Il tremblait, son gros cœur battait lourdement, il n’avait pas de souffle.

— Cassez-y la gueule ! cria un chômeur étranger.

Duchaffaud continuait à secouer l’éditeur ; mais étonné de son propre acte, il y allait mollement :

— Je vas t’aider ! cria un seigneur à rouflaquettes.


François Rougemont venait d’entrer dans le hall. Il regarda la foule, Duchaffaud, le libraire livide et, quoiqu’il réprouvât cette violence, il lui plaisait de voir humilier Delaborde.
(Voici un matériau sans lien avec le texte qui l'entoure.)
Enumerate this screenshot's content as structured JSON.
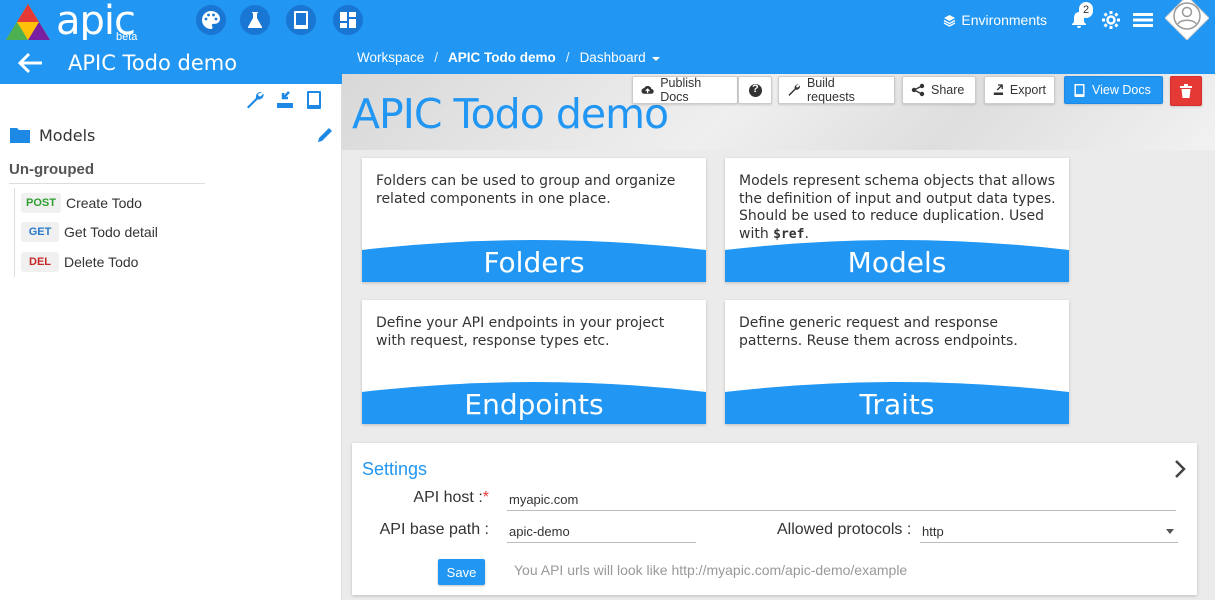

Le pauvre homme ventru et cardiaque était le rival, celui qui barre la route du monde, celui que, pendant les millénaires, le sauvage, le barbare, le guerrier des civilisations primitives, le châtelain féodal, le condottiere, le paysan de Sicile exterminèrent sans miséricorde. Aux cris de la foule, s’ajoutait subtilement la silhouette de Christine. Et Rougemont se dissimulait, sachant que, reconnu, il ramènerait les grévistes à l’ordre.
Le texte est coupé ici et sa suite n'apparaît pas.